Alors que plusieurs églises ont fait récemment en France l’objet de démolitions, alors que le vandalisme ravage la Syrie et l’Iraq, ce qui indigne à juste titre notre ministre de la Culture, alors que celle-ci défend un projet de loi consacré au patrimoine depuis le parlement, un amendement à ce projet vient d’être repoussé par l’Assemblée Nationale, sur avis négatif à la fois du rapporteur de la Commission des Affaires culturelles de l’Assemblée Nationale, Patrick Bloche, et de Fleur Pellerin elle-même.
Que proposait ce scandaleux amendement ? Que le Gouvernement remette, au plus tard au 31 décembre 2016, un « rapport au Parlement visant à définir les axes du plan de sauvegarde de notre patrimoine religieux ».
Cela fait longtemps que le ministère de la Culture aurait dû s’interroger sur ce qu’il pourrait faire pour sauvegarder le patrimoine cultuel de notre pays. Or, selon Patrick Bloche, la loi de séparation entre l’Église et l’État suppose que l’on ne protège un édifice cultuel que s’il possède un intérêt patrimonial et non en tant que tel. Or, pour lui, « les outils existent, les alternatives existent, l’objet du rapport est déjà satisfait ». Comme si l’inscription et le classement (c’est à cela qu’il fait allusion) étaient des mesures qui protégeaient l’intégralité des édifices religieux présentant un intérêt patrimonial ! Ce constat est évidemment aberrant. D’innombrables églises importantes sur le plan de l’art et du patrimoine ne font l’objet d’aucune protection. Et malgré le malthusianisme de l’État en ce domaine, des églises sont inscrites et classées chaque année au titre des monuments historiques, alors qu’elles ne l’étaient pas encore. En suivant la même logique, on aurait pu les détruire avant qu’elles ne soient protégées, cela n’aurait pas été grave.
Les cas de l’église Saint-Jacques d’Abbeville ou de celle de Gesté démontrent amplement que le système français est très loin de protéger tous les édifices qui le méritent. D’ailleurs, l’existence de la Fondation du Patrimoine dont le premier objectif est de « sauvegarder et de valoriser le patrimoine rural non protégé », créée par une loi (2 juillet 1996) et reconnue d’utilité publique, témoigne évidemment que les bâtiments non protégés mais qui doivent être sauvegardés existent. Les églises représentent une partie importante de ce patrimoine.

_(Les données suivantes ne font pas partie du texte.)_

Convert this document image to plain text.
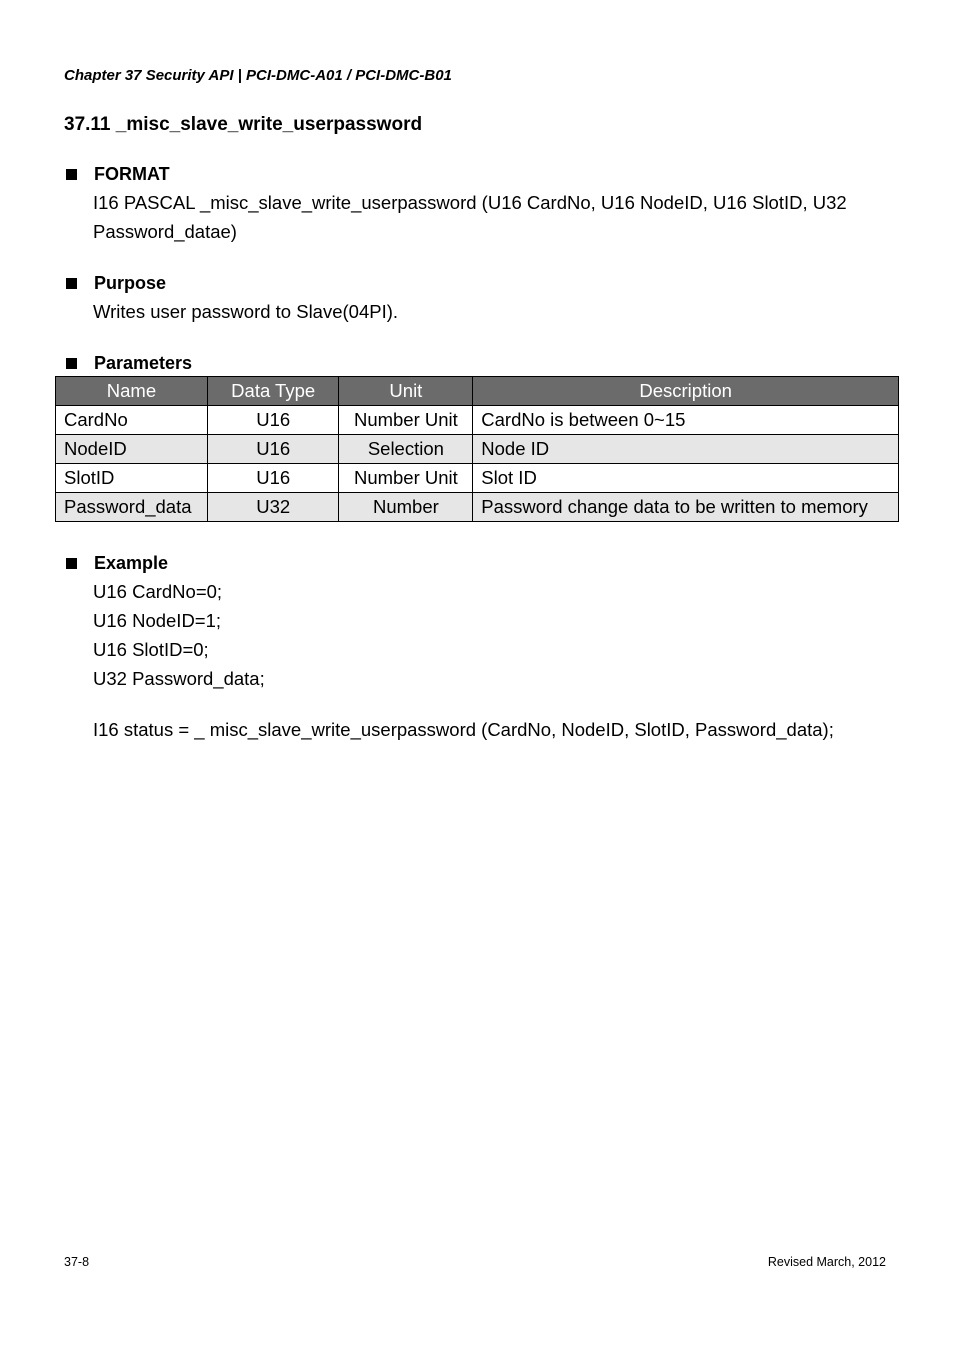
Chapter 37 Security API | PCI-DMC-A01 / PCI-DMC-B01
37.11 _misc_slave_write_userpassword
FORMAT
I16 PASCAL _misc_slave_write_userpassword (U16 CardNo, U16 NodeID, U16 SlotID, U32
Password_datae)
Purpose
Writes user password to Slave(04PI).
Parameters
Name	Data Type	Unit	Description
CardNo	U16	Number Unit	CardNo is between 0~15
NodeID	U16	Selection	Node ID
SlotID	U16	Number Unit	Slot ID
Password_data	U32	Number	Password change data to be written to memory
Example
U16 CardNo=0;
U16 NodeID=1;
U16 SlotID=0;
U32 Password_data;
I16 status = _ misc_slave_write_userpassword (CardNo, NodeID, SlotID, Password_data);
37-8	Revised March, 2012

Il n’était pourtant même pas question dans cet amendement d’introduire un degré de protection supplémentaire, ni d’étendre le nombre de protections. Il s’agissait juste de demander au gouvernement (et en l’occurrence au ministère de la Culture) de réfléchir aux actions de toute nature, notamment financières et règlementaires, mais aussi bien entendu aux actions de persuasion, de formation, d’information… qui pourraient permettre d’éviter les vandalismes à venir. Ce devrait être une des missions premières du ministère de la Culture et aucune loi ne devrait avoir à lui demander cela. Il ne le fait pas, et il s’oppose à ce qu’on lui impose de le faire !

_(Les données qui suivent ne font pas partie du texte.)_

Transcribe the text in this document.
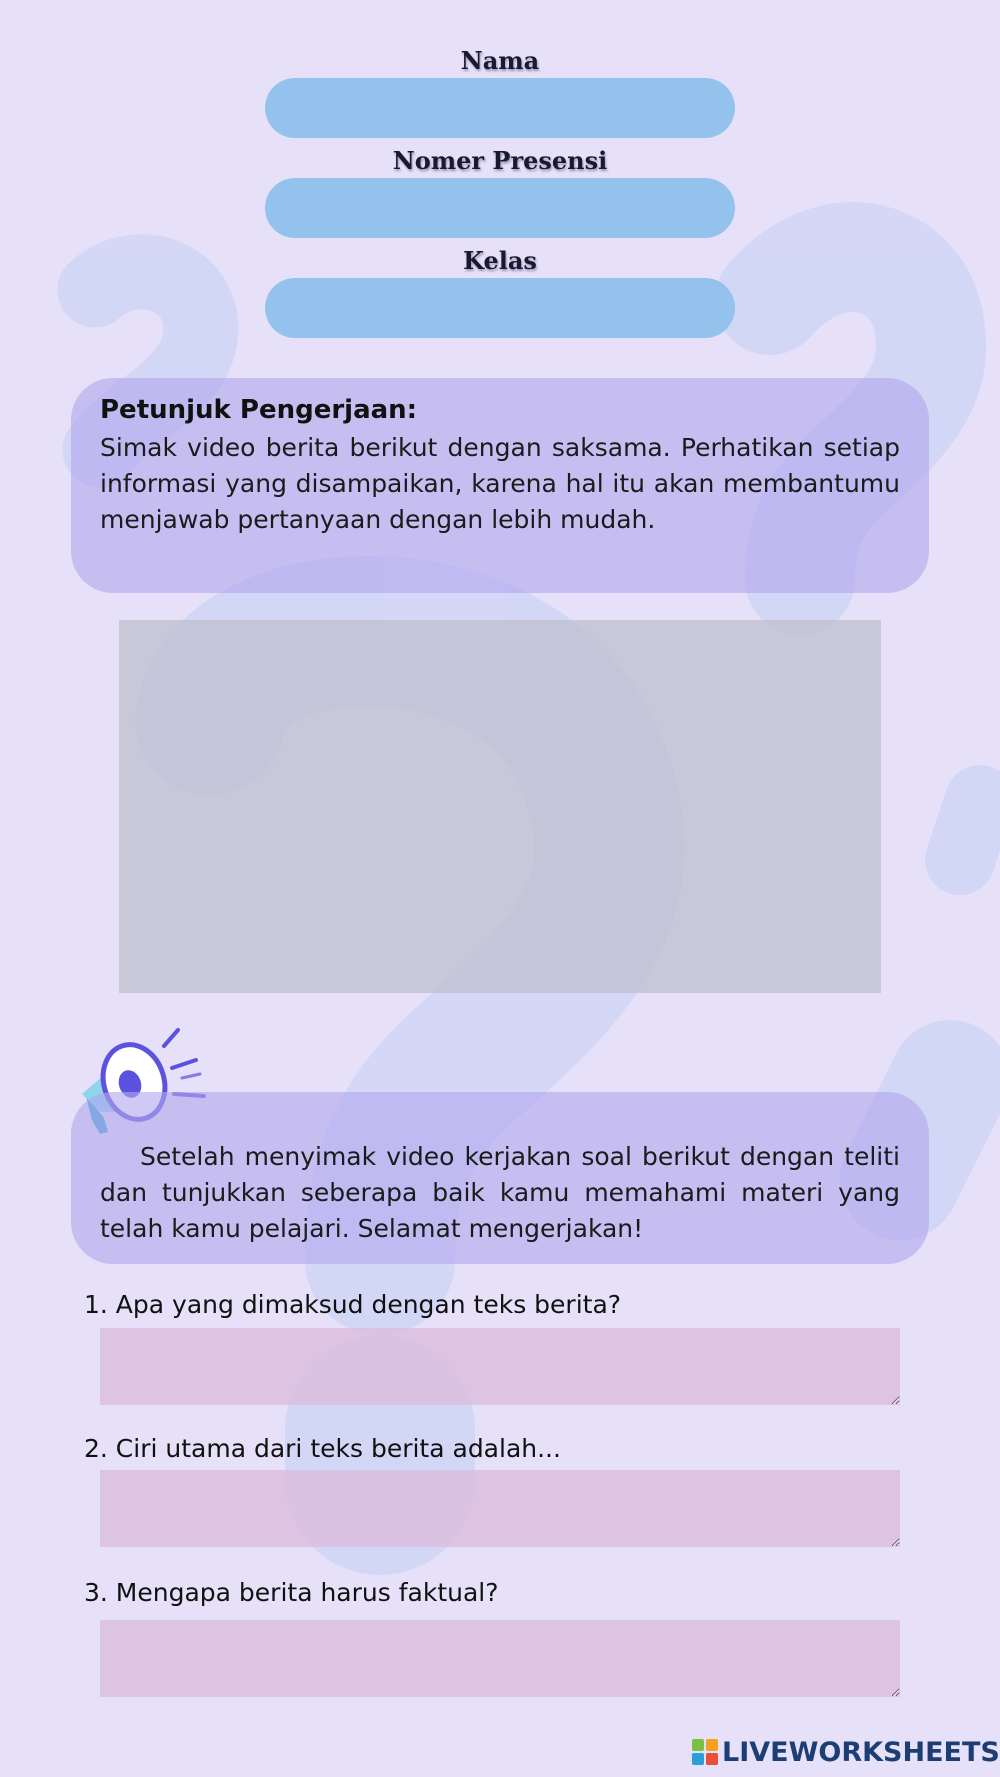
Nama
Nomer Presensi
Kelas
Petunjuk Pengerjaan:
Simak video berita berikut dengan saksama. Perhatikan setiap informasi yang disampaikan, karena hal itu akan membantumu menjawab pertanyaan dengan lebih mudah.
Setelah menyimak video kerjakan soal berikut dengan teliti dan tunjukkan seberapa baik kamu memahami materi yang telah kamu pelajari. Selamat mengerjakan!
1. Apa yang dimaksud dengan teks berita?
2. Ciri utama dari teks berita adalah...
3. Mengapa berita harus faktual?
LIVEWORKSHEETS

Certes, la députée qui a défendu l’amendement a été – c’est le moins que l’on puisse dire – très maladroite, puisqu’elle a fait allusion aux « racines chrétiennes de l’Europe », un terme politiquement incorrect, forcément regrettable dans ce contexte et parce qu’il est parfois employé par certains extrémistes. On pouvait dès lors s’attendre à ce que d’autres députés s’indignent bruyamment de ce terme. Nous nous refusions à le croire, mais il faut pourtant l’admettre : la destruction des églises prend parfois un caractère idéologique. Pour certains maires, pour certains élus, une église qui n’est pas classée ou inscrite, n’a forcément aucun intérêt artistique, mais elle n’a aussi aucun intérêt historique. Au mieux, ce sont pour eux des bâtiments comme les autres, pas plus intéressants, pas plus symboliques qu’une grange ou qu’un pavillon de banlieue. Au pire, ils représentent l’ennemi. Laisser détruire toutes ces églises qui ne sont pas protégées, cela ne serait pas du tout pour eux une perte culturelle, ce ne serait pas un vandalisme. La ministre de la Culture qui devrait plus que tout autre comprendre l’importance de ce patrimoine prend ainsi par avance la défense des vandales.